An inguino-scrotal ultrasound is performed for any scrotal swellings, this simple modality can help us in eliminating other differential diagnosis by telling us the nature of the mass. Usually, para-testicular RMS appears as a lobulated heterogenous mass. Mostly tumour markers assay is done for testicular swelling, but in the case of para testicular RMS they appear to be normal with occasionally a slight increase in LDH [6].

For staging the disease, locally advanced or metastasis, Thoraco Abdomen pelvis and MRI is the choice of modality. They can help us in treatment choices [7] The treatment should be multimodal, radical surgery, retroperitoneal lymph node dissection, radiotherapy and chemotherapy [8].

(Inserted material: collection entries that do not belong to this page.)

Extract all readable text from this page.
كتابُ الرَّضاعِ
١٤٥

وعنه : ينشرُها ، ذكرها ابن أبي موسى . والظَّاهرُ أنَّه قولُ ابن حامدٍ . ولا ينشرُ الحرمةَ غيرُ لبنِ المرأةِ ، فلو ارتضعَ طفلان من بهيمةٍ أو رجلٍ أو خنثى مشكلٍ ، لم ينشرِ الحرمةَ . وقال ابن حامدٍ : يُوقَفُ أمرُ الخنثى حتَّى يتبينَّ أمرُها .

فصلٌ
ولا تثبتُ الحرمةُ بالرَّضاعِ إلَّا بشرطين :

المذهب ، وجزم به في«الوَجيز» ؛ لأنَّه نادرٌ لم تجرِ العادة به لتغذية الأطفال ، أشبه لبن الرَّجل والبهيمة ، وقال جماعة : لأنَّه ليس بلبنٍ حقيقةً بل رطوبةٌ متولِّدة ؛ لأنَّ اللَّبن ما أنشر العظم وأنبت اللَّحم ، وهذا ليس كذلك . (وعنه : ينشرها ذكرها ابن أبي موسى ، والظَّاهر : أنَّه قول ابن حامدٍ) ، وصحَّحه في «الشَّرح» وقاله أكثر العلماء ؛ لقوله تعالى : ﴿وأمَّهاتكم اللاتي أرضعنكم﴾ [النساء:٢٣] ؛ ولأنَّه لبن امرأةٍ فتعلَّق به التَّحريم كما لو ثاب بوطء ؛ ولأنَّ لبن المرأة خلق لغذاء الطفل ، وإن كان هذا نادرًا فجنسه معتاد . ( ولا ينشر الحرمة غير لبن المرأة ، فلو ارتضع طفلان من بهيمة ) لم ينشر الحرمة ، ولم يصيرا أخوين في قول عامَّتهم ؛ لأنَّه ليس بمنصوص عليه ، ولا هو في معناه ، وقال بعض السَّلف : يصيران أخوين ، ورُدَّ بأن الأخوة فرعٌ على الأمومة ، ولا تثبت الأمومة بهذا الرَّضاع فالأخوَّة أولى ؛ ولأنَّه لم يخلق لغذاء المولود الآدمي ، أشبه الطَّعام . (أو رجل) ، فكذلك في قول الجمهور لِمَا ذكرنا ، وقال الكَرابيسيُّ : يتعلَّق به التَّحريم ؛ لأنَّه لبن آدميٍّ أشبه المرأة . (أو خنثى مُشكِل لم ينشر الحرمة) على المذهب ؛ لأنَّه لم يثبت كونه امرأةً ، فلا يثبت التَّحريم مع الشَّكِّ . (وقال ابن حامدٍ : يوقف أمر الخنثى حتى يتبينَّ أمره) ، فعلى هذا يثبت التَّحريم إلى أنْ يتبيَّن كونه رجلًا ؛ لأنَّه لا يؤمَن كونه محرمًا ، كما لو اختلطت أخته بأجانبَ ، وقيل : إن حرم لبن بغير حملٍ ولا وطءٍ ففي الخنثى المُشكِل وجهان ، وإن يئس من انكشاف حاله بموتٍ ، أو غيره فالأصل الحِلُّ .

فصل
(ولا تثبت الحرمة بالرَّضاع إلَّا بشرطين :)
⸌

Radical orchidectomy remains the first initial step in the treatment, which aids in the histological workup of the disease. Followed by chemotherapy with 4-6 cycles, different combinations can be used but Vincristine, cyclophosphamide, Adriamycin VAC is the most frequently used regimen. That remains effective as well [5]. Radiotherapy can be used for involvement of regional lymph nodes and metastatic disease. The outcome of children having para testicular RMS is better than adults after receiving the treatment [9].

Conclusion

Authors believe that the diagnosis of para testicular RMS can be challenging, and ultrasonography is a useful diagnostic tool and when physical examination alone is insufficient. The primary treatment involves radical orchiectomy, followed by adjuvant chemotherapy, commonly Actinomycin D, vincristine, and cyclophosphamide and, in some cases, radiotherapy.

Financial disclosure

No monetary sponsor was obtained for this study.

Conflict of interest

There is no conflict of interest to disclose.